An expanding business usually requires more space to meet inventory and staffing demands. Each move is expensive, with negotiation of a new lease, deposits and other moving expenses biting into the company's capital. Most renters are tired of making monthly lease payments with nothing to show for them. Tired of paying rent? There are several questions to answer when considering a purchase:
Flexibility: Will your business continue to expand? If so, what are your options if you own the building: Renovation or rebuilding? Does the building have broad market appeal for resale purposes?
Investments: Is real estate a good investment at this time, or would the investment be of better use put back into the business?
Control: Does your lease offer the control over neighbors, parking and maintenance that you desire?
Needs: Is the building right for your needs? What about the needs of future tenants? Will it require major reconstruction to sell it later? Does the lease agreement meet your needs?
Alternatives: What else is available in the market?
Ownership offers several benefits
Appreciation: Every dollar the building appreciates and every dollar applied toward the mortgage principal translates into a dollar of equity.
Tax advantages: Mortgage interest and depreciation on the building generally are fully deductible for both state and federal tax purposes. Moreover, costs associated with the loan may be deductible.
No rent increases: You will no longer be subject to escalating rents.
Permanence: You will never again have to worry about renewing leases upon expiration. Also, all improvements and additions belong to your business and may increase the value of the property.
Affordability: The most common reason cited for not buying is lack of down payment. However, the SBA program offers financing of up to 90 percent of the commercial land and building price.

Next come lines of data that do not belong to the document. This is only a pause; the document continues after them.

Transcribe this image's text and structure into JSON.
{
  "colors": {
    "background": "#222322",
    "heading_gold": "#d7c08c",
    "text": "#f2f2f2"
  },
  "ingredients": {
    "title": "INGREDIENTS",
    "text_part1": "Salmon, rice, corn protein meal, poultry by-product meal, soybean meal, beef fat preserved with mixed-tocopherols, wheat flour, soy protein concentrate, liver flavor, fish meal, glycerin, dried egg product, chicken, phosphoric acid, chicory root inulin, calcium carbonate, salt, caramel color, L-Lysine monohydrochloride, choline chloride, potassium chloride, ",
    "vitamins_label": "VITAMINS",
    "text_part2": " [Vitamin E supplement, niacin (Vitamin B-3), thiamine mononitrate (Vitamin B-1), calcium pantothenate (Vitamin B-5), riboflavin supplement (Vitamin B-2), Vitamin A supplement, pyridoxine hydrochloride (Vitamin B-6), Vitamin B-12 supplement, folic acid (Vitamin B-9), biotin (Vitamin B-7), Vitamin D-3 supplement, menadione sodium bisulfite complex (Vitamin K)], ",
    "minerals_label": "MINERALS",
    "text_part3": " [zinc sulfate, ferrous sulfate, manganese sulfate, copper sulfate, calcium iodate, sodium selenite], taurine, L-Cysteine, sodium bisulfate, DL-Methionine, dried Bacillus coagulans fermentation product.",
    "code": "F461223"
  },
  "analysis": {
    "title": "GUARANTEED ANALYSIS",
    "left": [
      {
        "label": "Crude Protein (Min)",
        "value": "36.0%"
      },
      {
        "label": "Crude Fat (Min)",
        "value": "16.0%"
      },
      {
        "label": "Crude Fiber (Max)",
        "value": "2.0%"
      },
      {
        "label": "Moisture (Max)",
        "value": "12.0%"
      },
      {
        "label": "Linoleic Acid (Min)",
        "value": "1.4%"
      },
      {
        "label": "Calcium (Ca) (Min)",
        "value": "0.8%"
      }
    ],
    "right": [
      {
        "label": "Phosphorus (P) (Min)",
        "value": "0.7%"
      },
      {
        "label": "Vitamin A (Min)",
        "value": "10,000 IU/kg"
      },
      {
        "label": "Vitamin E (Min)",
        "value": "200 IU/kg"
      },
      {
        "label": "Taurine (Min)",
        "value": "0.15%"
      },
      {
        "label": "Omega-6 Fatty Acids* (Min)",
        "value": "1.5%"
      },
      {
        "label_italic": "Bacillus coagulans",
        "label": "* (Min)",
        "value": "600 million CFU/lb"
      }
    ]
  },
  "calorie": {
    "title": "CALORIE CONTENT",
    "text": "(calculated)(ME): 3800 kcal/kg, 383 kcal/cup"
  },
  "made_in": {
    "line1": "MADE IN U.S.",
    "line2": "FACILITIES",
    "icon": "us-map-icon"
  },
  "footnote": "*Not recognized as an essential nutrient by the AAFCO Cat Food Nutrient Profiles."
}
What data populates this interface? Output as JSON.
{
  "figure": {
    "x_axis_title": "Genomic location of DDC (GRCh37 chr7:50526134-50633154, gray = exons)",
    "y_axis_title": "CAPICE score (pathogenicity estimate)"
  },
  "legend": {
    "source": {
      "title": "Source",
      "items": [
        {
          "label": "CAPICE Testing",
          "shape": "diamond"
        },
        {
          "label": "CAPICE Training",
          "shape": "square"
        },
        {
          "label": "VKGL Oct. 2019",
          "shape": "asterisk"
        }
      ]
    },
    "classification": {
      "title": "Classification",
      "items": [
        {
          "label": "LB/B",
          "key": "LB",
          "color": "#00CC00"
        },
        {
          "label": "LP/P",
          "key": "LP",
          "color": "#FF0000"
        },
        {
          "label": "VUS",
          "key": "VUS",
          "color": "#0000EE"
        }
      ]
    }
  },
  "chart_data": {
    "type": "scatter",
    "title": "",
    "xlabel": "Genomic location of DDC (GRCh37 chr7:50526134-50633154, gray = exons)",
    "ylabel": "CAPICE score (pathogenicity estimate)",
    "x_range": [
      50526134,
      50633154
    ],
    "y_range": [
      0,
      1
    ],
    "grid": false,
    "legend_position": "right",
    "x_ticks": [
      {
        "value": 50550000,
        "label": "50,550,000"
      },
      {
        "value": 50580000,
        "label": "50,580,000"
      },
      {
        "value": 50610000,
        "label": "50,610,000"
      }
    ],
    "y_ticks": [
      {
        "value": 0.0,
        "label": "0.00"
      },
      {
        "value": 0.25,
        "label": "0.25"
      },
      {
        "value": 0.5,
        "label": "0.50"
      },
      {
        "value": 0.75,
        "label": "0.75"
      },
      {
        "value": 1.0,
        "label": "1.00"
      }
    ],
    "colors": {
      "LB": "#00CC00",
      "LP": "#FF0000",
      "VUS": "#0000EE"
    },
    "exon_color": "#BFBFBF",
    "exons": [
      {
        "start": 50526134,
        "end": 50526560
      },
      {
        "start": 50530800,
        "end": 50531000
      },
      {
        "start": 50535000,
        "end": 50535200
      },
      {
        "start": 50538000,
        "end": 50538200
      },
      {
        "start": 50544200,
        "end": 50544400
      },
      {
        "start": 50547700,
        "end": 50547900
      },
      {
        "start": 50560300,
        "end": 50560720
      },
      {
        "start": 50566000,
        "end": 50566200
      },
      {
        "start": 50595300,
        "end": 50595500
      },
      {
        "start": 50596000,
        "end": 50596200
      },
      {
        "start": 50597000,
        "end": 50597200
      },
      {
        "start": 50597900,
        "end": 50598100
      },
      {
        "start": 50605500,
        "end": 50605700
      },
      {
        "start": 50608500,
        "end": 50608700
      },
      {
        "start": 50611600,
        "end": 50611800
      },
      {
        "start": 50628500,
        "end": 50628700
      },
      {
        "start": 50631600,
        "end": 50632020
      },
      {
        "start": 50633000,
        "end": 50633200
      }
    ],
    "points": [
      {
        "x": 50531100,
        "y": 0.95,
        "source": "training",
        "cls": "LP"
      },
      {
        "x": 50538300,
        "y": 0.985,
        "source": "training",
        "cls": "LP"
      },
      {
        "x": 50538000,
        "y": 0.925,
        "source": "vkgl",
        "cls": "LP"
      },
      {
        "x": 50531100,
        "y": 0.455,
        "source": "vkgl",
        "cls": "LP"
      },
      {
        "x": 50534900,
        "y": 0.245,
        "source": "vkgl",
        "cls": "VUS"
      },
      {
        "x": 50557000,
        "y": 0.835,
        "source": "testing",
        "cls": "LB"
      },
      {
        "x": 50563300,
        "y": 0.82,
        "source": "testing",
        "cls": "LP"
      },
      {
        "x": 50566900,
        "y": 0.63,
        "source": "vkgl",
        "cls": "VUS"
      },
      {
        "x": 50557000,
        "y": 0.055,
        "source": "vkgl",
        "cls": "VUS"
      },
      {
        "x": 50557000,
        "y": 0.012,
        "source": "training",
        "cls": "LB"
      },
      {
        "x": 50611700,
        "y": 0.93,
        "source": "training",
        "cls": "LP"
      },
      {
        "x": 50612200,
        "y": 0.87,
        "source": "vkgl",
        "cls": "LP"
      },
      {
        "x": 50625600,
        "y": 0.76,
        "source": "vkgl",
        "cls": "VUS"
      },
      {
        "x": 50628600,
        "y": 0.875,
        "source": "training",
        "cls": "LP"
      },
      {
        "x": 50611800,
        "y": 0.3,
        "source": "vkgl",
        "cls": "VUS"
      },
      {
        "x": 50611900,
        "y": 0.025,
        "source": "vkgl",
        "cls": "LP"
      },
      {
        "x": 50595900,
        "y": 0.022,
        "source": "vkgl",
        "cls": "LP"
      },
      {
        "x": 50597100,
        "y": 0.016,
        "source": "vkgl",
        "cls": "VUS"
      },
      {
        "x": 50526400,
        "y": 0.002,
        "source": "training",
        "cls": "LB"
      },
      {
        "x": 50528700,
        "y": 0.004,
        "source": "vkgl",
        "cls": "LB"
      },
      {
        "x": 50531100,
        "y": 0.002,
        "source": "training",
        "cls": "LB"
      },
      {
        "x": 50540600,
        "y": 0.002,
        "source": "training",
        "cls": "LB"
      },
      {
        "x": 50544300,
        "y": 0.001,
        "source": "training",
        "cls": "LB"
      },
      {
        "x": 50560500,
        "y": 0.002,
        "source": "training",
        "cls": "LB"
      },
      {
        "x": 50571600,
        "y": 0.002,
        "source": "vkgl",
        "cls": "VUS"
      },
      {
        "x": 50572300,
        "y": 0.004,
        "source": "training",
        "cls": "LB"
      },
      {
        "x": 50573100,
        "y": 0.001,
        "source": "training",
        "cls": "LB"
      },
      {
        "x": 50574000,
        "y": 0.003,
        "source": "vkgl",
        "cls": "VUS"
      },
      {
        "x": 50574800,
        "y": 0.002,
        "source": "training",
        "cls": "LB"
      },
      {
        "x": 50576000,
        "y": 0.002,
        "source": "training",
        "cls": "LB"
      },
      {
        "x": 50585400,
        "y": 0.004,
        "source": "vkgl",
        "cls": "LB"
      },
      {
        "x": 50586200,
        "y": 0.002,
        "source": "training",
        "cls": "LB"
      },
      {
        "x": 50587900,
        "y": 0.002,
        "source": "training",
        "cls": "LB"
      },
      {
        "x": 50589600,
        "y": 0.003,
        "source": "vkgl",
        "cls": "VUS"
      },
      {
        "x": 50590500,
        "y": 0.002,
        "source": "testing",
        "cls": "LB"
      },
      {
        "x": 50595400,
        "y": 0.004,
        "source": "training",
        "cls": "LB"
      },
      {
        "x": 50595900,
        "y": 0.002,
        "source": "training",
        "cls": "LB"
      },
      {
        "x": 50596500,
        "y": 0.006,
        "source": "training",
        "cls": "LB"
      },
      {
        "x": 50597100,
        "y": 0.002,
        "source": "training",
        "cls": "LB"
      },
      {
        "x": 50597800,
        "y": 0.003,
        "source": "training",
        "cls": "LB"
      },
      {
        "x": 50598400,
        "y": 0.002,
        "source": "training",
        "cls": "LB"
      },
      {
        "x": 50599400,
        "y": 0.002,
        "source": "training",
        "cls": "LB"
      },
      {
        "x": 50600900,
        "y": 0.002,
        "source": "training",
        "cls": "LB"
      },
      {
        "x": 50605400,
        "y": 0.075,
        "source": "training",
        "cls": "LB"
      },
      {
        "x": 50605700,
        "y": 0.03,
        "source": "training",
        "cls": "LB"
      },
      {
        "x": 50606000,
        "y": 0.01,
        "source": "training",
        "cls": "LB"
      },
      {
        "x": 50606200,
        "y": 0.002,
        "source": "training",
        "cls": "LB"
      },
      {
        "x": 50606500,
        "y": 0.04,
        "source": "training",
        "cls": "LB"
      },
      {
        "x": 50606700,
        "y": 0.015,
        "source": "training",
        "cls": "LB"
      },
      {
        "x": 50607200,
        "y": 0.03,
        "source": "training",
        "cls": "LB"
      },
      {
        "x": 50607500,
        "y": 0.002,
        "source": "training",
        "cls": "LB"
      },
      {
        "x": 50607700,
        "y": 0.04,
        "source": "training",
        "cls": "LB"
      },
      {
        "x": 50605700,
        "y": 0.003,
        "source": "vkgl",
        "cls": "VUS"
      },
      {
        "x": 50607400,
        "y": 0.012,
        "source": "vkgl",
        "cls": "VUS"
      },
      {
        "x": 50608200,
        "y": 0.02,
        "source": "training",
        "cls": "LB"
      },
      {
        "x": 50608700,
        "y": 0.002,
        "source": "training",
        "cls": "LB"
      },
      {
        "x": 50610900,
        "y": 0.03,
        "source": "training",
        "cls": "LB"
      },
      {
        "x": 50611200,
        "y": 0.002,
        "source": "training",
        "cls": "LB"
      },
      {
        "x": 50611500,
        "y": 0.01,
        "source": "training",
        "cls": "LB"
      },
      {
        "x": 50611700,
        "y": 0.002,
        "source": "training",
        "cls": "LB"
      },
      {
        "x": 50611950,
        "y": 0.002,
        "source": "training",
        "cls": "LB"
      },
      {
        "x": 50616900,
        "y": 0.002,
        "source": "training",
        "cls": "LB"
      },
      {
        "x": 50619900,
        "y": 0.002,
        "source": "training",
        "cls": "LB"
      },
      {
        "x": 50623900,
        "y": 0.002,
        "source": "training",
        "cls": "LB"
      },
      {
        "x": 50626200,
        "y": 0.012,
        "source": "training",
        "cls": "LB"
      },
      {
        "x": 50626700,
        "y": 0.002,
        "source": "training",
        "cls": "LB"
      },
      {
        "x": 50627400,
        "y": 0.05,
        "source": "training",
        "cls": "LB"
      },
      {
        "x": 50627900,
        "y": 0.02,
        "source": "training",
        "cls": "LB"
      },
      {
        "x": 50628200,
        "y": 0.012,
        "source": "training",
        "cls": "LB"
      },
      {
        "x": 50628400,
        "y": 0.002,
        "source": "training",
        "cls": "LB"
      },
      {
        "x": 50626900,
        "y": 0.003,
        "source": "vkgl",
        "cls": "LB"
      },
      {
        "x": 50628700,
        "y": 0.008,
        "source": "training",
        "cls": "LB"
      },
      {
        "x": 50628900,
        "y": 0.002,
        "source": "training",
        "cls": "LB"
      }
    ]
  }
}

Savings: With the inherent savings of ownership, you would be able to devote more working capital to increasing sales and profits.
Once you have reviewed all of these key points in detail and you've come to the conclusion that purchasing will be the better option, you now need to consider financing alternatives.
A CDC/504 SBA loan may be the answer as an alternative to conventional real estate loans, which require sizable down payments, and offer terms that are less than attractive for the business owner.
The CDC/504 loan program is a long-term financing tool for economic development within a community. The 504 program provides growing businesses with long-term, fixed-rate financing for major fixed assets, such as land and buildings.
Typically, a 504 project includes a loan secured with a senior lien from a private-sector lender covering up to 50 percent of the project cost, a loan secured with a junior lien from the CDC (backed by a 100 percent SBA-guaranteed debenture) covering up to 40 percent of the cost, and a contribution of at least 10 percent equity from the small business being helped.